Since only Pius XII had the authority to open the doors of Castel Gandolfo, it is unreasonable to maintain that these “several thousand refugees, largely Jews,” were given aid only by other Catholic officials, acting without a clear directive from Pius XII. The sincere gratitude expressed by Jews in Vatican City that day was not misplaced, but given to the man who had supreme authority over Castel Gandolfo, Pius XII, who obviously made their survival possible.

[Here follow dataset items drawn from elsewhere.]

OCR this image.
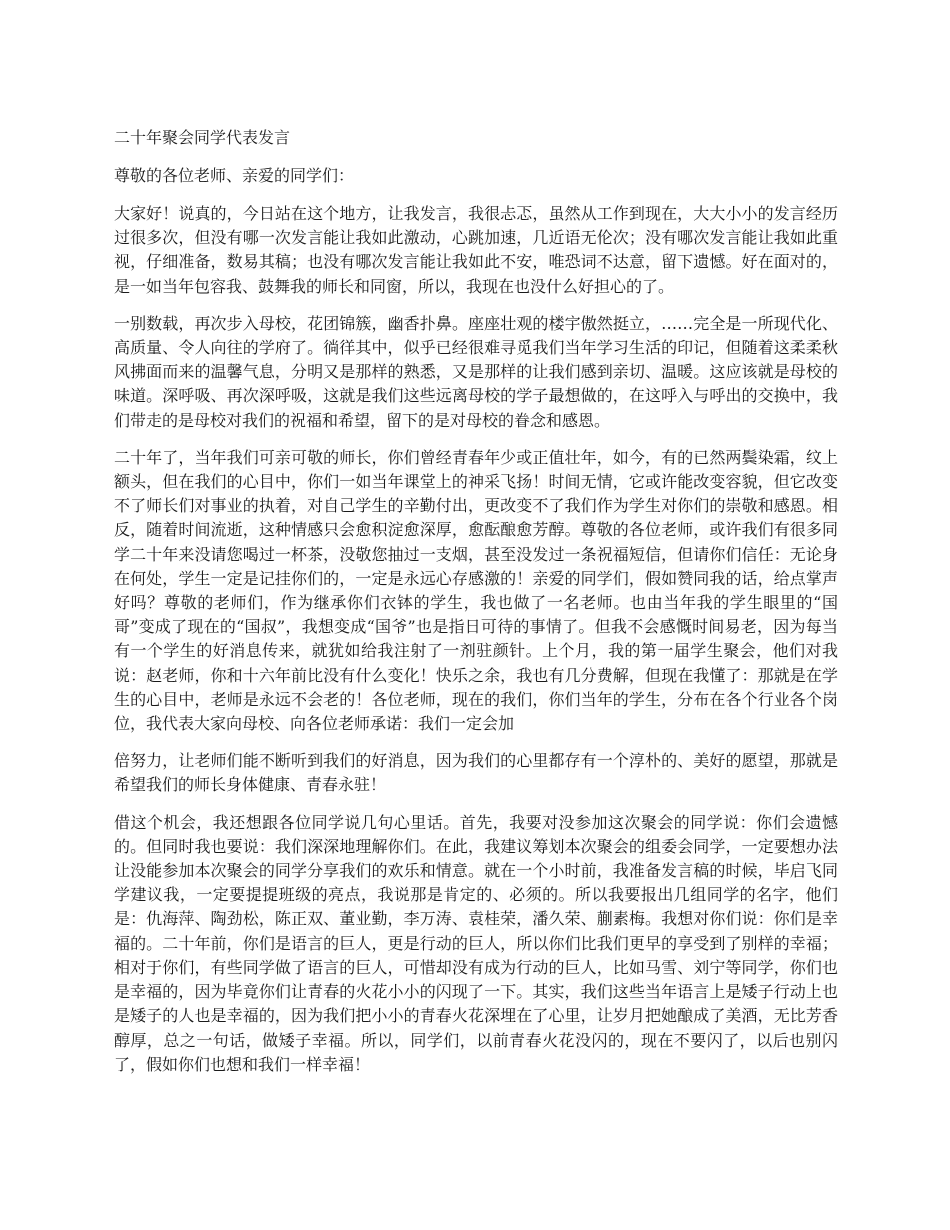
二十年聚会同学代表发言
尊敬的各位老师、亲爱的同学们：

大家好！说真的，今日站在这个地方，让我发言，我很忐忑，虽然从工作到现在，大大小小的发言经历过很多次，但没有哪一次发言能让我如此激动，心跳加速，几近语无伦次；没有哪次发言能让我如此重视，仔细准备，数易其稿；也没有哪次发言能让我如此不安，唯恐词不达意，留下遗憾。好在面对的，是一如当年包容我、鼓舞我的师长和同窗，所以，我现在也没什么好担心的了。

一别数载，再次步入母校，花团锦簇，幽香扑鼻。座座壮观的楼宇傲然挺立，……完全是一所现代化、高质量、令人向往的学府了。徜徉其中，似乎已经很难寻觅我们当年学习生活的印记，但随着这柔柔秋风拂面而来的温馨气息，分明又是那样的熟悉，又是那样的让我们感到亲切、温暖。这应该就是母校的味道。深呼吸、再次深呼吸，这就是我们这些远离母校的学子最想做的，在这呼入与呼出的交换中，我们带走的是母校对我们的祝福和希望，留下的是对母校的眷念和感恩。

二十年了，当年我们可亲可敬的师长，你们曾经青春年少或正值壮年，如今，有的已然两鬓染霜，纹上额头，但在我们的心目中，你们一如当年课堂上的神采飞扬！时间无情，它或许能改变容貌，但它改变不了师长们对事业的执着，对自己学生的辛勤付出，更改变不了我们作为学生对你们的崇敬和感恩。相反，随着时间流逝，这种情感只会愈积淀愈深厚，愈酝酿愈芳醇。尊敬的各位老师，或许我们有很多同学二十年来没请您喝过一杯茶，没敬您抽过一支烟，甚至没发过一条祝福短信，但请你们信任：无论身在何处，学生一定是记挂你们的，一定是永远心存感激的！亲爱的同学们，假如赞同我的话，给点掌声好吗？尊敬的老师们，作为继承你们衣钵的学生，我也做了一名老师。也由当年我的学生眼里的“国哥”变成了现在的“国叔”，我想变成“国爷”也是指日可待的事情了。但我不会感慨时间易老，因为每当有一个学生的好消息传来，就犹如给我注射了一剂驻颜针。上个月，我的第一届学生聚会，他们对我说：赵老师，你和十六年前比没有什么变化！快乐之余，我也有几分费解，但现在我懂了：那就是在学生的心目中，老师是永远不会老的！各位老师，现在的我们，你们当年的学生，分布在各个行业各个岗位，我代表大家向母校、向各位老师承诺：我们一定会加

倍努力，让老师们能不断听到我们的好消息，因为我们的心里都存有一个淳朴的、美好的愿望，那就是希望我们的师长身体健康、青春永驻！

借这个机会，我还想跟各位同学说几句心里话。首先，我要对没参加这次聚会的同学说：你们会遗憾的。但同时我也要说：我们深深地理解你们。在此，我建议筹划本次聚会的组委会同学，一定要想办法让没能参加本次聚会的同学分享我们的欢乐和情意。就在一个小时前，我准备发言稿的时候，毕启飞同学建议我，一定要提提班级的亮点，我说那是肯定的、必须的。所以我要报出几组同学的名字，他们是：仇海萍、陶劲松，陈正双、董业勤，李万涛、袁桂荣，潘久荣、蒯素梅。我想对你们说：你们是幸福的。二十年前，你们是语言的巨人，更是行动的巨人，所以你们比我们更早的享受到了别样的幸福；相对于你们，有些同学做了语言的巨人，可惜却没有成为行动的巨人，比如马雪、刘宁等同学，你们也是幸福的，因为毕竟你们让青春的火花小小的闪现了一下。其实，我们这些当年语言上是矮子行动上也是矮子的人也是幸福的，因为我们把小小的青春火花深埋在了心里，让岁月把她酿成了美酒，无比芳香醇厚，总之一句话，做矮子幸福。所以，同学们，以前青春火花没闪的，现在不要闪了，以后也别闪了，假如你们也想和我们一样幸福！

Carvigiani’s new research and documentary is consistent with the testimonies of  priest-rescuers like Cardinals Paolo Dezza and  Pietro Palazzini (honored by Yad Vashem as Righteous Among the Nations)  and Msgr. John Patrick Caroll-Abbing, who testified to Pius XII’s active support for the Jews of Rome, and to their rescuers. (There is also evidence and testimony that Pius helped the famous anti-Nazi Irish priest, Msgr. Hugh O’Flaherty, as well). Carvigiani also builds  upon the work of noted historians Michael Tagliacozzo, a survivor of the Nazi raid on Rome’s Jews, and one of the outstanding authorities on it; Andrea Riccardi, author of  L’inverno piu lungo, 1943-1944: Pio XII, gli ebrei e I nazista I Roma (The Longest Winter, 1943-1944: Pius XII, the Jews and the Nazis in Rome, 2008); Anna Foa, Professor of Modern History at the University of Rome; and Sr. Grazia Loparco, who has done extensive research on papal rescue in Rome. Foa has written: “Precisely with regard to Rome, the ways in which the work of sheltering and rescuing the persecuted was carried forward were such that they could not have been simply the fruit of initiatives from below, but were clearly coordinated as well as permitted by the leadership of the Church.” Similarly, Sr. Loparco has stated: “From the documentation and testimonies emerges evidence of the full support and instruction of Pius XII…Many concrete events, such as the opening of monasteries and convents, prove the fact that many Jews were lodged because of the direct concern of the Vatican, which also provided food and assistance.” More recently, Loparco has written an article entitled, “An Order from the Top,” for the Osservatore Romano, (English-language edition, January 30, 2015)  in which she gives additional evidence of specific instances where papal instructions were given to rescue persecuted Jews in Rome.

It should also be noted that, after the liberation of Rome but before World War II ended, Vatican Radio was already broadcasting the life-saving assistance of the Holy See. A review of Pius XII’s charity was broadcast on March 12, 1945 and stated:  “During the occupation of Rome, between 8th September, 1943 and 5th June 1944, he gave shelter in 120 institutes for women and 60 institutes for men, as well as in other houses and churches in Rome, to more than 5,200 Jews who were thus able to live free from fear and misery.”(Cited in Reginald F. Walker, Pius of Peace (London: M.H. Gill and Son, 1945), p. 94).

No examination of the Vatican and the German occupation of Rome would be complete without a careful study of the most important primary documents available; such a collection has fortunately been produced by Pier Luigi Guiducci, in his work, Il terzo Reich contro Pio XII: Papa Pacelli nei documenti nazisti (The Third Reich Against Pius XII: Pope Pacelli in Nazi Documents). Though not yet translated, Professor Guiducci has given an interview in English revealing his findings.

While scholarly research continues around the record of Pius XII during the Holocaust and doubtless will be further assisted when the Vatican releases its remaining wartime archives, it is encouraging that researchers like Carvigiani have brought forth fresh evidence which provides a more complete and balanced picture of Pius XII’s pontificate.